Se adiante vai esse perverso
conjunto de arautos, fechando o cortejo estão aquelas que recebem o
espantoso apelido de “cadelas de Hades”. São as Queres, deusas
sanguinárias, antecessoras dos nossos modernos vampiros, que mergulham
sobre as vítimas abatidas para dilacerar suas carnes e beber seu sangue,
arrastando-as depois para a morada das sombras. Tais são as agradáveis
companhias de que desfruta o belicoso deus.
Paradoxalmente.
As histórias das derrotas sofridas por Ares são muito mais abundantes
do que os relatos de suas vitórias. O pior dos seus fracassos seria
quando Ares viu-se aprisionado durante treze meses dentro de uma jarra
de bronze por causa de uma afronta feita aos dois gigantes Aloídas.

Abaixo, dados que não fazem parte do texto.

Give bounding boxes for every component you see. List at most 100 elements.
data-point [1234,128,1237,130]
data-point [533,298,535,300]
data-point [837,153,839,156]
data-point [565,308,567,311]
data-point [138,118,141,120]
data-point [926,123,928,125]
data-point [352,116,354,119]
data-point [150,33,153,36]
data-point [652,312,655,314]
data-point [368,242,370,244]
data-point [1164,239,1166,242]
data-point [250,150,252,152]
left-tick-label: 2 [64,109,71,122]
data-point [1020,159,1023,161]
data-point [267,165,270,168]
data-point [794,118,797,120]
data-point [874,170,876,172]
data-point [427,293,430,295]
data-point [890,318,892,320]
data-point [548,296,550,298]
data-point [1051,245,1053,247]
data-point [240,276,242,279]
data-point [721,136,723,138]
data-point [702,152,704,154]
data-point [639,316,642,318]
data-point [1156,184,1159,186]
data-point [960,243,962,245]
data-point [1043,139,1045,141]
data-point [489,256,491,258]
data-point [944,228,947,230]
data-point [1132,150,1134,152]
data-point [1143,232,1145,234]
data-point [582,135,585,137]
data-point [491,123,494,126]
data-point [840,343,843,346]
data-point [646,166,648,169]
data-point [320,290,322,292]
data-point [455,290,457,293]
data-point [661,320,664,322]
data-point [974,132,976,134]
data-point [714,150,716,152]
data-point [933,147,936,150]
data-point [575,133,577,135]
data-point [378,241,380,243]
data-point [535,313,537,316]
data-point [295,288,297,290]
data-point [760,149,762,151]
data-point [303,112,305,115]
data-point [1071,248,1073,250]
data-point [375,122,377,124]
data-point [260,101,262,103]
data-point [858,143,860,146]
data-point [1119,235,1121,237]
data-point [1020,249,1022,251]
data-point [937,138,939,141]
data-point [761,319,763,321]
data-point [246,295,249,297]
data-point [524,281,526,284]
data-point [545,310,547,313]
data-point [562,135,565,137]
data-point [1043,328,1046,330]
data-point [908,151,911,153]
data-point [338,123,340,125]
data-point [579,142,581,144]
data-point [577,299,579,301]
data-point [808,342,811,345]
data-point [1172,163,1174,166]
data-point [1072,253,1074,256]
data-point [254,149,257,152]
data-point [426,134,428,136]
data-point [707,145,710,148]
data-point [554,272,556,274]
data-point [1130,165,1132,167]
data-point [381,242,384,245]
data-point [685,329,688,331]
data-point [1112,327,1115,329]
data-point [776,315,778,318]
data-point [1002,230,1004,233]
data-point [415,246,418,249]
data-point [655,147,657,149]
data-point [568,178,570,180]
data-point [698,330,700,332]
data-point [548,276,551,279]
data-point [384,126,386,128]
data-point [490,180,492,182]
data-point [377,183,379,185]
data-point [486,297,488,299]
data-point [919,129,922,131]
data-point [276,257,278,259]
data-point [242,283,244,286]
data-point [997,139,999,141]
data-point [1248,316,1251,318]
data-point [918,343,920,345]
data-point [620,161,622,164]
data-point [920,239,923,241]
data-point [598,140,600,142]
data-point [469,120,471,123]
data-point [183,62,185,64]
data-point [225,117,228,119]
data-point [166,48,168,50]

Durante a Guerra de Tróia, também não se saiu melhor com Diomedes,
guerreiro aqueu, que o feriu com uma lança, dirigida pela mão de Atena —
talvez o maior dos desafetos que Ares encontrou pela frente.
Quando se
retirou a lança, contudo, Ares não se portou com tanta bravura quanto se
poderia esperar, pois lançou aos céus um grito tão alto quanto o de
“nove ou dez mil guerreiros”, conforme Homero.
Compreende-se, contudo, o
motivo dessa divina rixa: é que Atena, irmã de Ares e deusa também
associada a guerra, representa a tática e a diplomacia, apelando sempre
ao instinto nobre do guerreiro, enquanto que seu tresloucado irmão
representa unicamente o aspecto sanguinário das contendas, apreciando,
simplesmente, a morte pela morte.
Essa
rixa culminou com um enfrentamento de ambos, ainda diante das muralhas
da disputada Tróia: Ares lançou um dardo contra a irmã, que se desviou
dele com facilidade, remetendo em seguida uma pedra sobre o pescoço do
agressor que o deixou estendido ao solo, sem sentidos. Como se isto não
bastasse, ainda teve de escutar os deboches que Atena vencedora lhe
lançou.
Mas seus fracassos pessoais não acabam aqui: sua coragem
naufragou, também, quando, por duas vezes, teve de fugir vergonhosamente
da fúria do invencível Héracles; depois, ao pretender vingar a morte da
amazona Pentesiléia, morta por Aquiles, recebeu na cabeça o raio irado
do próprio pai, Zeus. Esse é Ares, deus menor e privado de qualquer
virtude, que só foi verdadeiramente cultuado com fervor pelos romanos.
Mas
como esta cruel divindade pôde inspirar amor a Afrodite e dar a ela um
filho como Eros? (em algumas versões); Talvez porque sendo o amor também
uma batalha, com todos os lances e estratégias de uma guerra, fosse
natural que dois deuses tão opostos acabassem por se sentir
inevitavelmente atraídos o fato de que, mesmo no amor, o atrapalhado
deus não se saiu tão bem quanto esperava, pois apesar de ter conseguido
render a sua amada Afrodite, teve que passar pelo dissabor de ser
flagrado em pleno leito pelo marido desta, o não menos truculento
Hefesto, deus das forjas.
Aprisionados ambos numa rede indestrutível,
confeccionada pelo próprio Hefesto, Ares ardoroso e Afrodite infiel
foram expostos a execração pública, diante de todos os deuses do Olimpo.